A new deal between the U.S. and Mexico on sugar exports may have averted a costly trade war. But it’s also sparked a fierce battle between the Trump administration and some of America’s largest food companies, who claim Tuesday’s agreement will harm their businesses and ratchet up food costs for consumers.
Under the preliminary agreement, Mexico will accept a new minimum price for the sugar it sells to the U.S. and restrict the amount of refined sugar it exports, measures that will maintain high sugar prices for domestic producers.

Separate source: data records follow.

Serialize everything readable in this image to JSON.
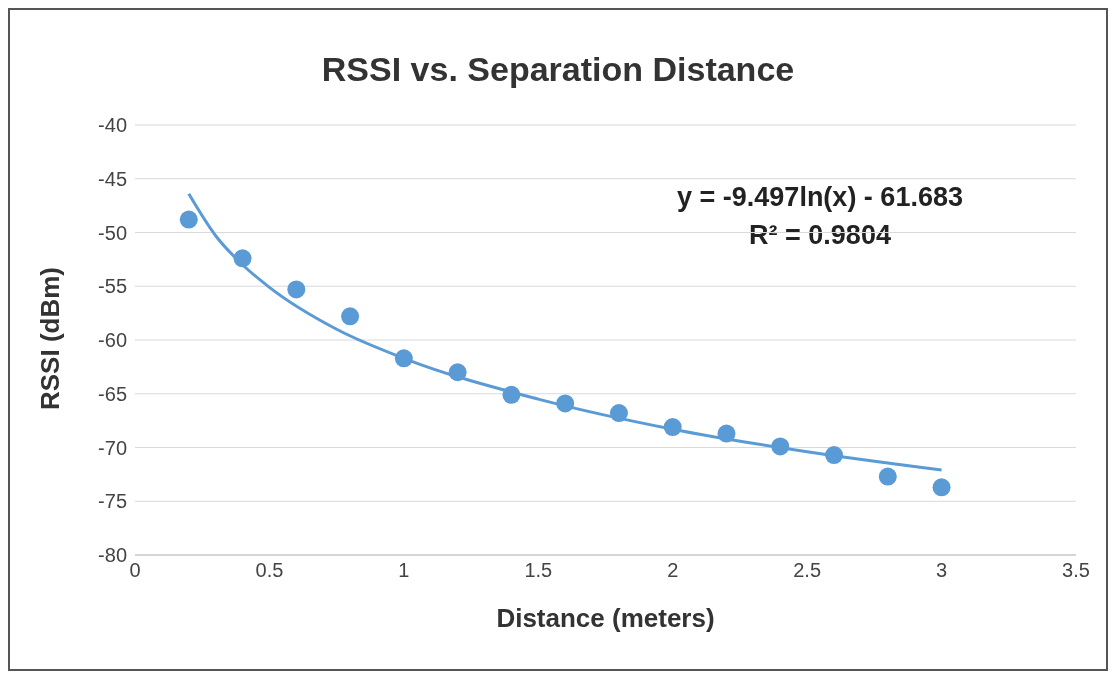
{
  "chart_data": {
    "type": "scatter",
    "title": "RSSI vs. Separation Distance",
    "xlabel": "Distance (meters)",
    "ylabel": "RSSI (dBm)",
    "xlim": [
      0,
      3.5
    ],
    "xticks": [
      0,
      0.5,
      1,
      1.5,
      2,
      2.5,
      3,
      3.5
    ],
    "ylim": [
      -80,
      -40
    ],
    "yticks": [
      -80,
      -75,
      -70,
      -65,
      -60,
      -55,
      -50,
      -45,
      -40
    ],
    "grid": "y",
    "marker": "circle",
    "legend": false,
    "annotations": [
      "y = -9.497ln(x) - 61.683",
      "R² = 0.9804"
    ],
    "series": [
      {
        "type": "scatter",
        "color": "#5b9bd5",
        "x": [
          0.2,
          0.4,
          0.6,
          0.8,
          1.0,
          1.2,
          1.4,
          1.6,
          1.8,
          2.0,
          2.2,
          2.4,
          2.6,
          2.8,
          3.0
        ],
        "values": [
          -48.8,
          -52.4,
          -55.3,
          -57.8,
          -61.7,
          -63.0,
          -65.1,
          -65.9,
          -66.8,
          -68.1,
          -68.7,
          -69.9,
          -70.7,
          -72.7,
          -73.7
        ]
      },
      {
        "type": "line",
        "color": "#5b9bd5",
        "marker": "none",
        "x": [
          0.2,
          0.3,
          0.4,
          0.5,
          0.75,
          1,
          1.5,
          2,
          2.5,
          3
        ],
        "values": [
          -46.4,
          -50.3,
          -53.0,
          -55.1,
          -59.0,
          -61.7,
          -65.5,
          -68.3,
          -70.4,
          -72.1
        ]
      }
    ]
  }
}
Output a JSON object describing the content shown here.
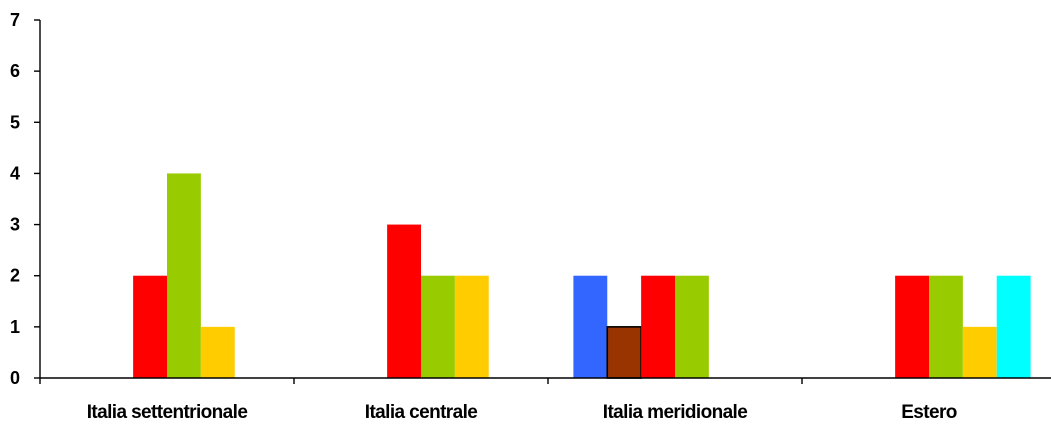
{
  "chart_data": {
    "type": "bar",
    "title": "",
    "xlabel": "",
    "ylabel": "",
    "ylim": [
      0,
      7
    ],
    "yticks": [
      0,
      1,
      2,
      3,
      4,
      5,
      6,
      7
    ],
    "grid": false,
    "legend": "none",
    "categories": [
      "Italia settentrionale",
      "Italia centrale",
      "Italia meridionale",
      "Estero"
    ],
    "series": [
      {
        "color": "#3366FF",
        "values": [
          0,
          0,
          2,
          0
        ]
      },
      {
        "color": "#993300",
        "outlined": true,
        "values": [
          0,
          0,
          1,
          0
        ]
      },
      {
        "color": "#FF0000",
        "values": [
          2,
          3,
          2,
          2
        ]
      },
      {
        "color": "#99CC00",
        "values": [
          4,
          2,
          2,
          2
        ]
      },
      {
        "color": "#FFCC00",
        "values": [
          1,
          2,
          0,
          1
        ]
      },
      {
        "color": "#00FFFF",
        "values": [
          0,
          0,
          0,
          2
        ]
      }
    ]
  }
}
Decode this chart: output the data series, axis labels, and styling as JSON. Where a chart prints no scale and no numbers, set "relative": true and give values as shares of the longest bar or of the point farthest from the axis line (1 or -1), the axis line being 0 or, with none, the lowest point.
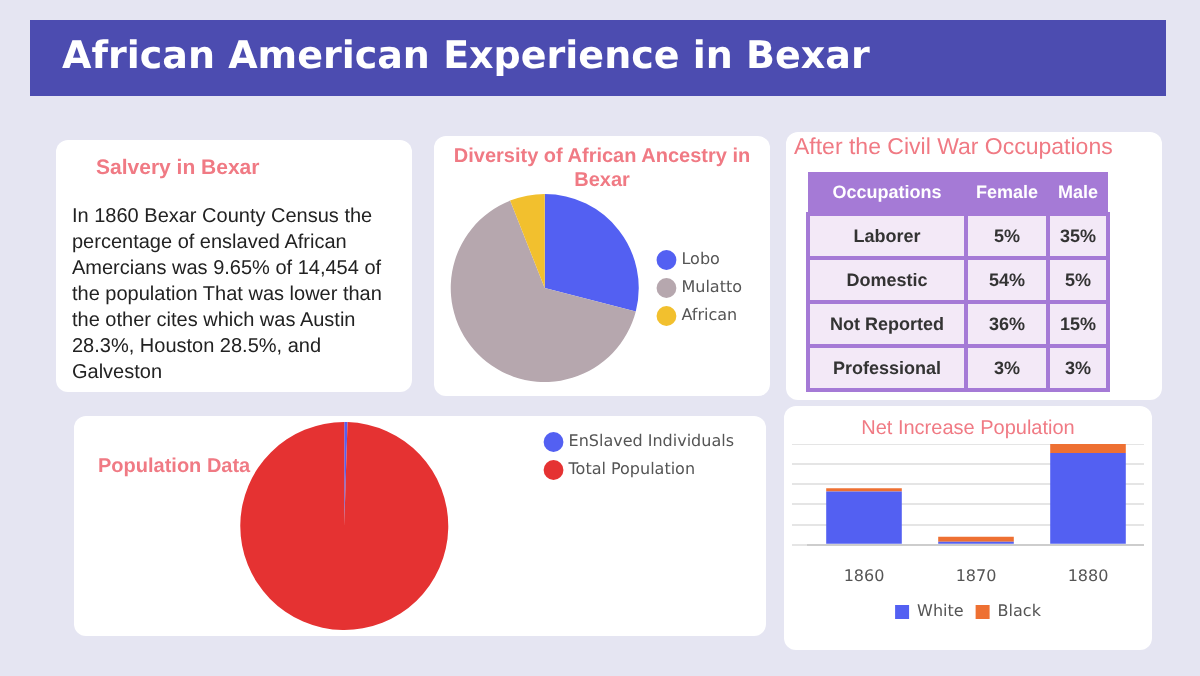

The dispute pits some of America’s largest food companies against one of its most powerful agricultural lobbies — and against the Trump administration itself. In doing so, it also exposes a central paradox in President Trump’s aggressive, “America first” trade approach: Any policy that benefits some U.S. firms will also, inevitably, hurt others.

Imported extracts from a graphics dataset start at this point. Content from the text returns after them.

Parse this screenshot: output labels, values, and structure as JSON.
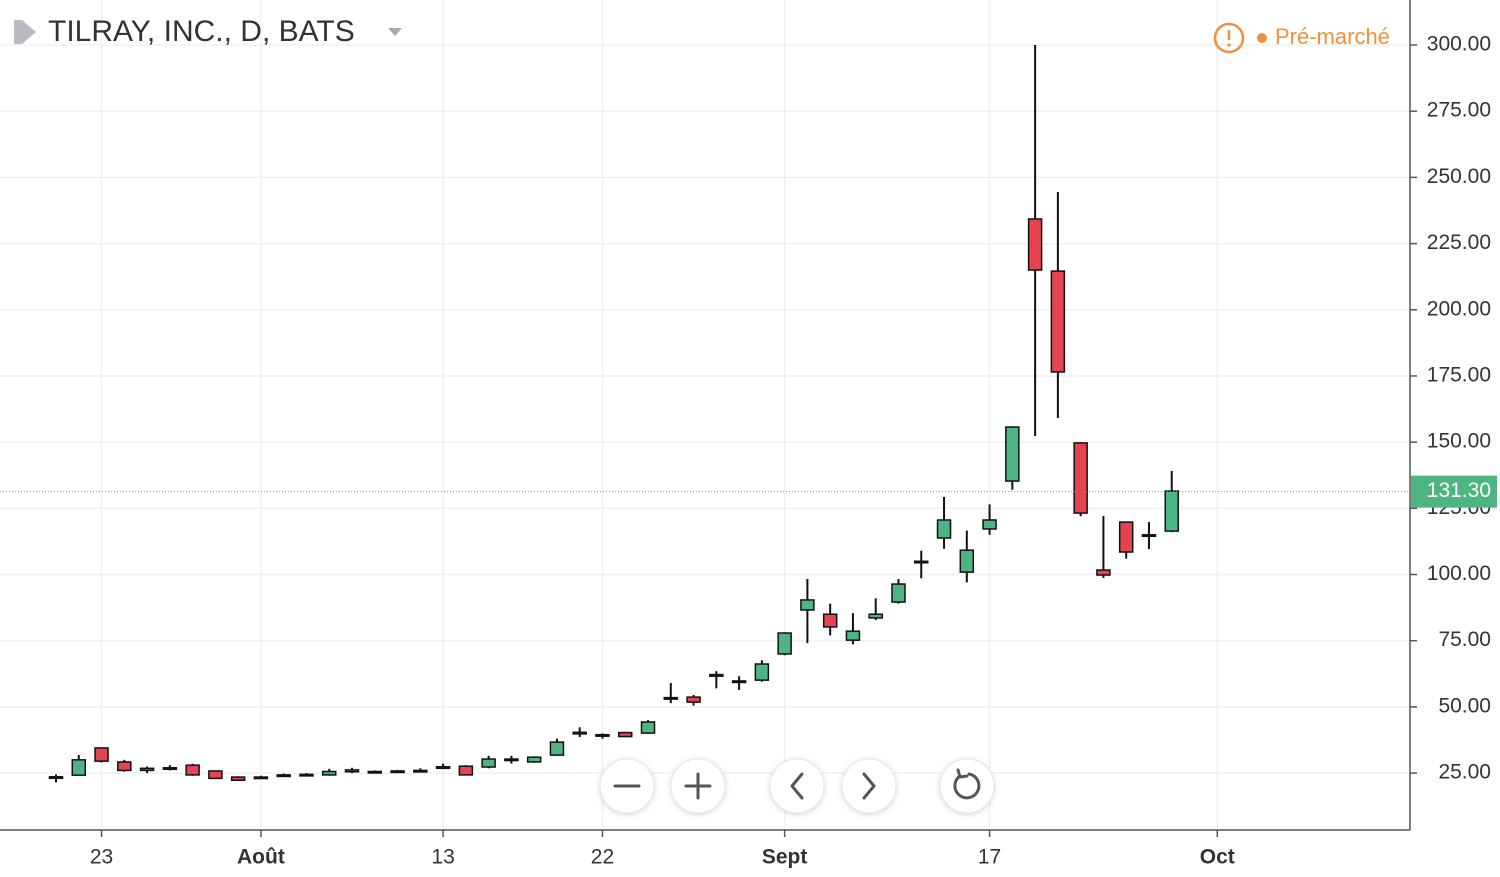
{
  "header": {
    "title": "TILRAY, INC., D, BATS",
    "status": "Pré-marché"
  },
  "chart_data": {
    "type": "candlestick",
    "categories": [
      null,
      null,
      "23",
      null,
      null,
      null,
      null,
      null,
      null,
      "Août",
      null,
      null,
      null,
      null,
      null,
      null,
      null,
      "13",
      null,
      null,
      null,
      null,
      null,
      null,
      "22",
      null,
      null,
      null,
      null,
      null,
      null,
      null,
      "Sept",
      null,
      null,
      null,
      null,
      null,
      null,
      null,
      null,
      "17",
      null,
      null,
      null,
      null,
      null,
      null,
      null,
      null,
      null,
      "Oct"
    ],
    "open": [
      23.2,
      24.2,
      34.5,
      29.2,
      26.8,
      26.5,
      28.0,
      25.8,
      23.5,
      23.2,
      23.8,
      24.5,
      24.3,
      25.5,
      25.6,
      25.4,
      25.6,
      26.8,
      27.6,
      27.3,
      29.8,
      29.2,
      31.8,
      39.8,
      39.5,
      40.3,
      40.1,
      53.0,
      53.7,
      61.6,
      59.5,
      60.1,
      70.0,
      86.6,
      85.0,
      75.2,
      83.6,
      89.6,
      104.5,
      113.8,
      100.9,
      117.2,
      135.3,
      234.3,
      214.6,
      149.7,
      101.7,
      119.8,
      114.5,
      116.4,
      null,
      null
    ],
    "high": [
      24.5,
      31.8,
      34.5,
      30.0,
      27.5,
      28.0,
      28.5,
      26.0,
      23.8,
      24.0,
      24.8,
      25.0,
      26.6,
      27.0,
      26.0,
      26.2,
      26.8,
      28.6,
      28.0,
      31.5,
      31.5,
      31.3,
      38.0,
      42.3,
      40.0,
      40.6,
      45.0,
      59.0,
      54.5,
      63.5,
      61.6,
      67.6,
      78.2,
      98.3,
      89.0,
      85.4,
      91.0,
      98.3,
      109.0,
      129.3,
      116.6,
      126.5,
      156.0,
      300.0,
      244.5,
      150.0,
      122.1,
      120.0,
      119.8,
      139.1,
      null,
      null
    ],
    "low": [
      21.5,
      24.0,
      29.0,
      25.5,
      25.0,
      26.0,
      24.0,
      22.7,
      22.0,
      22.8,
      23.6,
      24.0,
      24.0,
      25.0,
      25.0,
      25.0,
      25.3,
      26.5,
      24.2,
      26.8,
      28.6,
      28.9,
      31.5,
      38.6,
      38.0,
      38.6,
      39.8,
      51.4,
      50.5,
      57.0,
      56.4,
      59.5,
      69.5,
      74.1,
      77.0,
      73.6,
      82.8,
      89.0,
      98.6,
      109.7,
      97.0,
      115.0,
      132.0,
      152.3,
      159.1,
      122.0,
      98.7,
      106.0,
      109.6,
      116.0,
      null,
      null
    ],
    "close": [
      23.6,
      30.0,
      29.5,
      26.0,
      26.0,
      27.0,
      24.3,
      23.0,
      22.3,
      23.5,
      24.3,
      24.3,
      25.6,
      26.2,
      25.2,
      25.8,
      26.0,
      27.4,
      24.3,
      30.3,
      30.3,
      31.0,
      36.7,
      40.4,
      39.2,
      38.8,
      44.3,
      53.5,
      51.8,
      62.2,
      59.8,
      66.2,
      77.9,
      90.4,
      80.2,
      78.6,
      85.0,
      96.4,
      105.0,
      120.6,
      109.2,
      120.6,
      155.7,
      215.0,
      176.5,
      123.2,
      99.8,
      108.5,
      115.0,
      131.5,
      null,
      null
    ],
    "up_color": "#4cb580",
    "down_color": "#e5434f",
    "last_price": {
      "value": 131.3,
      "label": "131.30"
    },
    "ylim": [
      3.5,
      317.0
    ],
    "yticks": [
      {
        "value": 25,
        "label": "25.00"
      },
      {
        "value": 50,
        "label": "50.00"
      },
      {
        "value": 75,
        "label": "75.00"
      },
      {
        "value": 100,
        "label": "100.00"
      },
      {
        "value": 125,
        "label": "125.00"
      },
      {
        "value": 150,
        "label": "150.00"
      },
      {
        "value": 175,
        "label": "175.00"
      },
      {
        "value": 200,
        "label": "200.00"
      },
      {
        "value": 225,
        "label": "225.00"
      },
      {
        "value": 250,
        "label": "250.00"
      },
      {
        "value": 275,
        "label": "275.00"
      },
      {
        "value": 300,
        "label": "300.00"
      }
    ],
    "grid": true
  }
}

“Today’s announcement is a bad deal for hardworking Americans and exemplifies the worst form of crony capitalism,” said the Coalition for Sugar Reform — which represents Coca-Cola, Nestle, Kraft Heinz and hundreds of other food companies — in an incendiary statement. “U.S. sugar policy should empower America’s food and beverage companies to create more jobs, not put hundreds of thousands of good-paying U.S. jobs at risk just to benefit one small interest group.”